HÄPPI als Vision für eine zukunftsfähige Versorgung
Neben digitalen Prozessen sind für Professor von Meißner die Versorgung im Team unter Einbezug von nichtärztlichen akademischen Heilberufen wie Physician Assistant oder Primary Care Manager (PCM) von zentraler Bedeutung. „Unser Anspruch in der Praxis ist, dass jeder mit einem akuten Anliegen noch am selben Tag einen Termin bekommt. Diese können, in Abstimmung mit dem Arzt, auch vom Physician Assistant durchgeführt werden, wodurch mehr Zeit für die Patienten bleibt, die dringend meine ärztliche Expertise brauchen,“ sagt von Meißner.

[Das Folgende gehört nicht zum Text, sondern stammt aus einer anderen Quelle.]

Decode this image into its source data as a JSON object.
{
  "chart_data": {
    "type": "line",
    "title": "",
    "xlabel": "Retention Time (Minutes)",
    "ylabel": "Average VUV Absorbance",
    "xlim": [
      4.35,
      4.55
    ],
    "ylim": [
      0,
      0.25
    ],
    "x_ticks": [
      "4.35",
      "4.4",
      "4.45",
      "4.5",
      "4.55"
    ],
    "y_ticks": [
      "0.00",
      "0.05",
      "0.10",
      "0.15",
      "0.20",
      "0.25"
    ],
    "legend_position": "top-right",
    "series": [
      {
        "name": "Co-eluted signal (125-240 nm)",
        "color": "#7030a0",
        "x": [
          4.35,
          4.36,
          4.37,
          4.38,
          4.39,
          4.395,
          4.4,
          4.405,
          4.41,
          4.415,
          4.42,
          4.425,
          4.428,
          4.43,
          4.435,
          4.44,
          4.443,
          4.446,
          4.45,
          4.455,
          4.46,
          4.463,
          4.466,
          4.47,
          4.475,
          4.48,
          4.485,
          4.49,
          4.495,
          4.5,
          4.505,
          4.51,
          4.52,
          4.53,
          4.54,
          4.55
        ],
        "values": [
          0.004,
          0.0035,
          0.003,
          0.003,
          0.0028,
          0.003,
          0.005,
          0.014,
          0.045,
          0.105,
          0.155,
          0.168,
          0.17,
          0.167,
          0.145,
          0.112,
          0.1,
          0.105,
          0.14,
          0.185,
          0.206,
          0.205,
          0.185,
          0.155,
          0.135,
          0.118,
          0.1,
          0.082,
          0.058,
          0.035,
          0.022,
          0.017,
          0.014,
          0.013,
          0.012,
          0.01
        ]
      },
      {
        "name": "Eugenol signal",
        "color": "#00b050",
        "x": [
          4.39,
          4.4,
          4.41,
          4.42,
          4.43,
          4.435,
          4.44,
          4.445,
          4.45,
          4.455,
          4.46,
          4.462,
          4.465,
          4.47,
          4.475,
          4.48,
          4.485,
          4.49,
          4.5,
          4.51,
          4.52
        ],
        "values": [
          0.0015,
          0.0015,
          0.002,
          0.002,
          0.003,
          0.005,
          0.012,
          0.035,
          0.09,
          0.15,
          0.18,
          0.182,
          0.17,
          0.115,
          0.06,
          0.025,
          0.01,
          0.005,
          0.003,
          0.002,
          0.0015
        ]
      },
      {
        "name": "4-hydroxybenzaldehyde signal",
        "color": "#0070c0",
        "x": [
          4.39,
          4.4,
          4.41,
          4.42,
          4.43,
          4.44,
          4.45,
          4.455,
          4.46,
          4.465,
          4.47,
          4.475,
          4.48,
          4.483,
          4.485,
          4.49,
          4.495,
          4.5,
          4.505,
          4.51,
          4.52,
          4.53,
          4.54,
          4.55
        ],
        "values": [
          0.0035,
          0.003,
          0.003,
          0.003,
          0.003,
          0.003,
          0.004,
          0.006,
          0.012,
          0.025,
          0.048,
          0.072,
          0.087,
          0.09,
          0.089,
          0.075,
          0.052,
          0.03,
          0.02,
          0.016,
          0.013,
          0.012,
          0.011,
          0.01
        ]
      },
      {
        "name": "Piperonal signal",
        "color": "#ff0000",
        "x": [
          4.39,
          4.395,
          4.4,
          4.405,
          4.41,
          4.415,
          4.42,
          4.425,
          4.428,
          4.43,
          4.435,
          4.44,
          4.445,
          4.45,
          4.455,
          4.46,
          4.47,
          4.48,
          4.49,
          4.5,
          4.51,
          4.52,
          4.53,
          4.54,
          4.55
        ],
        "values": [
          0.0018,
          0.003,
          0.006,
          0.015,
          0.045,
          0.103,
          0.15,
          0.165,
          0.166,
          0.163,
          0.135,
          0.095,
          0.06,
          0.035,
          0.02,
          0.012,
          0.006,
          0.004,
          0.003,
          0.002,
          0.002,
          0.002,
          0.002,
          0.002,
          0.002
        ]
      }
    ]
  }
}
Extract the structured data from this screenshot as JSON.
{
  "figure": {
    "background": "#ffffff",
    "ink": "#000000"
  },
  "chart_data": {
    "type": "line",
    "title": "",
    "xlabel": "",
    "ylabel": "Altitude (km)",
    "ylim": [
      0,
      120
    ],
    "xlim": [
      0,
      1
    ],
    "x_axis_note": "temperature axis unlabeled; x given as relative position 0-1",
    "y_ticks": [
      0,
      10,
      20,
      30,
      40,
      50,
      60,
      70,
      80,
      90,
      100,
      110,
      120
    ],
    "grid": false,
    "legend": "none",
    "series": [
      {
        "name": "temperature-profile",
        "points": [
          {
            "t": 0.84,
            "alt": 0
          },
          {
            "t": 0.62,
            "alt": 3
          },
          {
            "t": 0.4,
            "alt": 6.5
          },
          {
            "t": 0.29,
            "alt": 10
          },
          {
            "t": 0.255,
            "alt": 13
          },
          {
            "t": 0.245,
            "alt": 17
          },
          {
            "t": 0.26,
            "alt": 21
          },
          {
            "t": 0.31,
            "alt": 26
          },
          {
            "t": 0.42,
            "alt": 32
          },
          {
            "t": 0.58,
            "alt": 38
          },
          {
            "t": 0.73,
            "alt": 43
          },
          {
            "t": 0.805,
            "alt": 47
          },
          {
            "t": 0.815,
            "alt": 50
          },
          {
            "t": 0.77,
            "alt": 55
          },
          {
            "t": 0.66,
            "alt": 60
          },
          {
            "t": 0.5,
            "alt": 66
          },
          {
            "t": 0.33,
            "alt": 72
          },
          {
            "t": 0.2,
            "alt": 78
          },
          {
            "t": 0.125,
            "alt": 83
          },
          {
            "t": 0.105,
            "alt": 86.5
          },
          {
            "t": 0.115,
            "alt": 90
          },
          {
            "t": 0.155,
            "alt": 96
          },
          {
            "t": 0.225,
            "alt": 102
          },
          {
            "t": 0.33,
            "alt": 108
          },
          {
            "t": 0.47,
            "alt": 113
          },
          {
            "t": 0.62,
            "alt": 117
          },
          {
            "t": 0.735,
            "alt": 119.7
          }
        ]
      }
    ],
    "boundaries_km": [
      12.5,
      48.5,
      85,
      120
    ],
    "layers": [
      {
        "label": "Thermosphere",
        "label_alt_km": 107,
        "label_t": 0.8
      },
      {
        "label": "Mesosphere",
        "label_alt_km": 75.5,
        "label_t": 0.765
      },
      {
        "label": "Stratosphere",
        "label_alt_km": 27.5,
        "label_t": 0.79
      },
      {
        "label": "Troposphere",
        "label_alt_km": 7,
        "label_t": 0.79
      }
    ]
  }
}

Dieser Gedanke der Teampraxis ist auch ein zentraler Bestandteil des HÄPPI-Konzepts des Hausärztinnen- und Hausärzteverbands, das Professor von Meißner als Vorstandsmitglied des HÄVBW aktiv mitgestaltet hat. Die Umsetzung solcher Strukturen sei nur durch die HZV möglich, was die Vorstandsvorsitzende des HÄVBW, Dr. Susanne Bublitz, unterstreicht: „Teamkonzepte wie HÄPPI sind in der Regelversorgung wirtschaftlich gar nicht darstellbar, da die Vergütung eines Teamkontakts oder auch die Delegation von Leistungen nicht vorgesehen sind“, dies sei nur in der HZV möglich.